PLACE PUBLIQUE > C’est très breton, cet appétit de découvertes !
ODILE DECQ > Oui, les Bretons partent ! Quand on rencontre les Bretons, on s’aperçoit qu’ils connaissent le monde. Ce n’est pas le cas de toutes les régions. Ici, on part. Parfois parce qu’on n’a pas le choix. La mer, l’horizon à dépasser… Je commence toujours mes conférences par parler de la ligne d’horizon. Quel que soit le voyage que vous ferez, elle sera toujours devant vous. L’architecture, c’est pareil. Il faut négocier, comme avec la mer, comme avec les courants et le vent. C’est une navigation.
PLACE PUBLIQUE > Vous redécouvrez Rennes, après quinze ans, comment jugez-vous l’évolution de la ville ?
ODILE DECQ > Vous savez, comme un peu partout, beaucoup de villes se sont policées rendues plus aimables, plus accueillantes avec leurs rues piétonnes, leur mobilier urbain… Je ne suis pas sûre que ça me plaise. La ville, comme simulacre de domesticité permanente, ce n’est pas la réalité de la vie. C’est plus âpre que ça. On a besoin d’aspérités pour comprendre que la vie ce n’est pas toujours aimable. Quand à Paris, la mairie a voulu mettre du dallage partout, là où il y a avait du sable, des endroits pas toujours bien plats, sous prétexte d’éviter que les gens se foulent la cheville, on a tout rendu lisse. Eh bien, le lisse, ce n’est pas la vie. La vie, ça a des aspérités, des hauts et des bas du relief. Les villes sont sans aspérités, toutes propres, sans odeur. Tout ça m’exaspère beaucoup. Toutes les villes ont ce défaut-là, aujourd’hui.
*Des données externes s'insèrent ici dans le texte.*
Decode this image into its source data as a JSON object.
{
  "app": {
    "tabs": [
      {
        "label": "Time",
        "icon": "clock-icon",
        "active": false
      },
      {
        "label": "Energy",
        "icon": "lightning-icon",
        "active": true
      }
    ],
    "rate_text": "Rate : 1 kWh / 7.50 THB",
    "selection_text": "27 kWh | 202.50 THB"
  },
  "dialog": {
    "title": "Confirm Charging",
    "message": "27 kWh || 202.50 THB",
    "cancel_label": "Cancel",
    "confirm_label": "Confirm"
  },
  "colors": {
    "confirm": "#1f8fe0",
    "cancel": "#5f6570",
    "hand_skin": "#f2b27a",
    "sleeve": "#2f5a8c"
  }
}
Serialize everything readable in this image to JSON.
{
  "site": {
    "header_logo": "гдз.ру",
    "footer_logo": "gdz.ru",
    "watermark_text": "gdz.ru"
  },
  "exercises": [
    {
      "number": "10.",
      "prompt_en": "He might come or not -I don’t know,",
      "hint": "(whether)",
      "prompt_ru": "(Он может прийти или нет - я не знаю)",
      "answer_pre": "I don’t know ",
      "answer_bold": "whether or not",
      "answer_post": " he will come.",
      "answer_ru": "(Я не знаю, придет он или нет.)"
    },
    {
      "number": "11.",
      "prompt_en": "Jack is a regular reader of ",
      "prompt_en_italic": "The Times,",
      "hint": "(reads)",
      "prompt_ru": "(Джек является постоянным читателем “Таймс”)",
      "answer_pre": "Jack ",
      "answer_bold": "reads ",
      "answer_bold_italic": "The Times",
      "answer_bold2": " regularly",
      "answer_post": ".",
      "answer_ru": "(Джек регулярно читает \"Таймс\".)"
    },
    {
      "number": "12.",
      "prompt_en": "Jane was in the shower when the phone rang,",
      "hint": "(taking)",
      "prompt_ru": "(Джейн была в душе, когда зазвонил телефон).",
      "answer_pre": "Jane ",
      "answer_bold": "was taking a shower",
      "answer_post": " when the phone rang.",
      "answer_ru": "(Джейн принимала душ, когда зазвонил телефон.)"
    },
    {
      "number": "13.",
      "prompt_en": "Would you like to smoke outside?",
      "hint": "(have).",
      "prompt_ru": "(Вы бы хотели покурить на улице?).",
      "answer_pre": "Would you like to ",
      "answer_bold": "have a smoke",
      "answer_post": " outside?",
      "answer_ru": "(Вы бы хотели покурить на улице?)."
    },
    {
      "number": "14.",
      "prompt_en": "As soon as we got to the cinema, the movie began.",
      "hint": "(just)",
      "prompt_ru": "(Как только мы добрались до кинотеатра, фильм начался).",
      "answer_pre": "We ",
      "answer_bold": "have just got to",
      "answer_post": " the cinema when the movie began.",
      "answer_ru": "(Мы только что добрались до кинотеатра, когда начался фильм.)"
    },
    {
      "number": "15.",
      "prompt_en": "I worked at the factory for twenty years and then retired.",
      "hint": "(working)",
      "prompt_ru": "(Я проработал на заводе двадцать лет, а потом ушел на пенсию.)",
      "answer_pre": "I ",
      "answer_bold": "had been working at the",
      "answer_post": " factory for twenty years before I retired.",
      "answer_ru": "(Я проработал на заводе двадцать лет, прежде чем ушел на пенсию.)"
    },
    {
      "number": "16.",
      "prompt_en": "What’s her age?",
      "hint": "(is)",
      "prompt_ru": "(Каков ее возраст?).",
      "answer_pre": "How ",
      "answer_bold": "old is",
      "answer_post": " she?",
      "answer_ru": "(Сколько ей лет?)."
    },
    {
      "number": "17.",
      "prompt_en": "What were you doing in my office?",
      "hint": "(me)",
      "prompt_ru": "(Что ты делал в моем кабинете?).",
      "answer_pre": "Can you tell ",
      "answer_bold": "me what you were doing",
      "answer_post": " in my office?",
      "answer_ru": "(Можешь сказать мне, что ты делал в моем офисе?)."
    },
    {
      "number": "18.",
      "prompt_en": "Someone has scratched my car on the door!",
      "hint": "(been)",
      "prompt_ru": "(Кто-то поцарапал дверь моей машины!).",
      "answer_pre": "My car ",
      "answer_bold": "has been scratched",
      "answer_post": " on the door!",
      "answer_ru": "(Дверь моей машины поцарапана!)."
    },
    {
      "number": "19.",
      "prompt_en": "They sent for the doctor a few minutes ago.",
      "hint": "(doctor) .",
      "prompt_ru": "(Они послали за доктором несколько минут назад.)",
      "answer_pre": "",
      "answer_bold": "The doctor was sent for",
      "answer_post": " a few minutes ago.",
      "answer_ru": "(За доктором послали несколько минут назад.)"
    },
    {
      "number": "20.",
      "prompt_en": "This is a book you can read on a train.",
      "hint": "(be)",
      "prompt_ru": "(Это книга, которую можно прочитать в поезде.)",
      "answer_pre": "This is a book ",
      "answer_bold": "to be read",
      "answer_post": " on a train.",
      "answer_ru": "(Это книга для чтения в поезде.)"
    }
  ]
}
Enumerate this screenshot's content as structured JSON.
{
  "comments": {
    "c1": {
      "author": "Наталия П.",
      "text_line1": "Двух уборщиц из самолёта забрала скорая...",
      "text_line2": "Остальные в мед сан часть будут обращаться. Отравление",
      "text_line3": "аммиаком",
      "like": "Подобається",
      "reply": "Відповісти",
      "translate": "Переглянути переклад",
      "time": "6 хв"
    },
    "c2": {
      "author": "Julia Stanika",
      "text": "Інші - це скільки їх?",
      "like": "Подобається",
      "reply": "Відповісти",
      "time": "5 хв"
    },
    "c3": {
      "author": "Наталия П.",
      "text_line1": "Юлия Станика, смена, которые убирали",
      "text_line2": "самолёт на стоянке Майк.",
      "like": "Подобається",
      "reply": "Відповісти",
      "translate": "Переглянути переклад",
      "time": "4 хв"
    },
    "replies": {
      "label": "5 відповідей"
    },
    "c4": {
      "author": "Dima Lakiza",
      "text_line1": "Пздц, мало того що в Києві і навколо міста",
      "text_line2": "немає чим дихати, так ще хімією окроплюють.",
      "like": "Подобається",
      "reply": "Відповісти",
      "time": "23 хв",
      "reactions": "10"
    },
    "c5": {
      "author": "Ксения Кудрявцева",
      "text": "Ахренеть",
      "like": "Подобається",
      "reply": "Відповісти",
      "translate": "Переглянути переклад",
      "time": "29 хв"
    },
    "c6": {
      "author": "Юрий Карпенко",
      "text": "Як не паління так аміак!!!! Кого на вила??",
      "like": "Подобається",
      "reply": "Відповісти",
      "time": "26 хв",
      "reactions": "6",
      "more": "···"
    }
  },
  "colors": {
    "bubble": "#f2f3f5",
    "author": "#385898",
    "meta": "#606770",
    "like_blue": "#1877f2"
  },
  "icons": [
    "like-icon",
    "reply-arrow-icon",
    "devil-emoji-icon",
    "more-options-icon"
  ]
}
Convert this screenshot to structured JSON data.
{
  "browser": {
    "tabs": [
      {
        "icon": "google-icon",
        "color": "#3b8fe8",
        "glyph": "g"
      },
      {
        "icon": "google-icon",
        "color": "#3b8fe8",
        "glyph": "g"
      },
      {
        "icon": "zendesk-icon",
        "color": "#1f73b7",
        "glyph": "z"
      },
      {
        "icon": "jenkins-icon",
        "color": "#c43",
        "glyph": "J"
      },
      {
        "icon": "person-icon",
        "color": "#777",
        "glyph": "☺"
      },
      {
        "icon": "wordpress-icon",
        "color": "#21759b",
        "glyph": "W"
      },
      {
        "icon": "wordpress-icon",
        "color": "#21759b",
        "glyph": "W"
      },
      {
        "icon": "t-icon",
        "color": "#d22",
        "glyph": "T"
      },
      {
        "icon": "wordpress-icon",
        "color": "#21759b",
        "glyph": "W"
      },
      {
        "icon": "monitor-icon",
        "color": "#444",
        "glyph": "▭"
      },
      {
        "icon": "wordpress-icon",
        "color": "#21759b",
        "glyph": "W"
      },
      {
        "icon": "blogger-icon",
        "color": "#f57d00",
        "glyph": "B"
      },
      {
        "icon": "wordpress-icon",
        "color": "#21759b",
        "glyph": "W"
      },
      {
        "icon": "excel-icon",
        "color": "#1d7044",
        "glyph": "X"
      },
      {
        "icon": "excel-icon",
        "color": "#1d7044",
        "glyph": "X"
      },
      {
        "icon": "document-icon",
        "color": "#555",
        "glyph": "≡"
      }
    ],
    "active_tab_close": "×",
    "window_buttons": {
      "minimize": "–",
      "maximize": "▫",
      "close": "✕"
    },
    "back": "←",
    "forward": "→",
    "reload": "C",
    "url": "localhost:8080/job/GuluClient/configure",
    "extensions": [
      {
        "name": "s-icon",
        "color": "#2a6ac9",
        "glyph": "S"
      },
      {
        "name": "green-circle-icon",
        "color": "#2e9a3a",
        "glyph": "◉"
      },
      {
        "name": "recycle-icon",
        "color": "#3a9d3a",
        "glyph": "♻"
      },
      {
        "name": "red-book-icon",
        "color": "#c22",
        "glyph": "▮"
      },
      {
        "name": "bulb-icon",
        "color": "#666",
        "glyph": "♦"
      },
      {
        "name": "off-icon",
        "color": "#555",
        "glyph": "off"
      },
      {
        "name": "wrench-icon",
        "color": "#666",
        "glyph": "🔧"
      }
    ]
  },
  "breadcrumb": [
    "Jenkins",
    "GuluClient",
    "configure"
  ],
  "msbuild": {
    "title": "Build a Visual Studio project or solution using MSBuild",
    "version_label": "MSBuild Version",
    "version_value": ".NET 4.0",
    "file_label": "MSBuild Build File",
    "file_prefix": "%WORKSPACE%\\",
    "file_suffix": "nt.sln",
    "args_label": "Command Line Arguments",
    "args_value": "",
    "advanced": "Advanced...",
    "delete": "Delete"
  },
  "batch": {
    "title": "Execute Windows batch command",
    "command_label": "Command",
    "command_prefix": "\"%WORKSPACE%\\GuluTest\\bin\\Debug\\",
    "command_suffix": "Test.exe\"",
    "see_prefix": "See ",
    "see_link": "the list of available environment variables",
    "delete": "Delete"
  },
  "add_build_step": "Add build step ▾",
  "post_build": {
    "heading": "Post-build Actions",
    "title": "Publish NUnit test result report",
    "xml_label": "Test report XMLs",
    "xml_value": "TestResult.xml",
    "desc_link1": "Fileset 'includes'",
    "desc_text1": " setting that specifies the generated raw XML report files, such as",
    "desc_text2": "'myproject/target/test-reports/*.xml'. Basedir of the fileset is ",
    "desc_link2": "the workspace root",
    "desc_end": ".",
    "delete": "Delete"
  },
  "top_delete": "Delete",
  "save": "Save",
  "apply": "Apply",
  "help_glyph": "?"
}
PLACE PUBLIQUE > Toutes les époques ont été marquées à Rennes par des constructions très représentatives…
ODILE DECQ > Ah ! Les Horizons. Maillols est un très grand architecte… Oui, ce serait bien que ça continue. Cela dépendra du courage de la Ville. Pour accepter quelque chose qu’au départ on ne comprend pas et qui fait réagir. Aujourd’hui, pour être un maire éclairé, il faut être courageux.
PLACE PUBLIQUE > Vous seriez prête à accompagner une démarche courageuse ?
ODILE DECQ > Le problème, c’est que quand vous partez de votre pays, on attend régulièrement de vous le meilleur de ce que vous savez faire. Et quand vous rentrez, on vous dit : vous en faites trop. Ça, c’est fatigant. Aujourd’hui, ou tout doit être écologiquement correct, je pense que nous allons vivre une période où l’on va se restreindre. C’est assez désespérant. Je me souviens des premiers pas de l’homme sur la Lune… On rêvait tous d’aller plus loin. Quand vous écoutez les jeunes de maintenant, ils ne rêvent que d’aller moins vite, et ils ne sont pas sûrs de vouloir aller loin. Je trouve cela très angoissant. C’est important parce qu’il faut savoir rêver pour aller plus loin. Un étudiant aujourd’hui doit rêver. S’il ne rêve pas quand il est jeune, il ne sera jamais qu’obéissant.
(Interview recueillie en juillet 2009 à Beauregard dans une baraque de chantier du Frac, dans le claquement des portes et les rugissement des pelleteuses).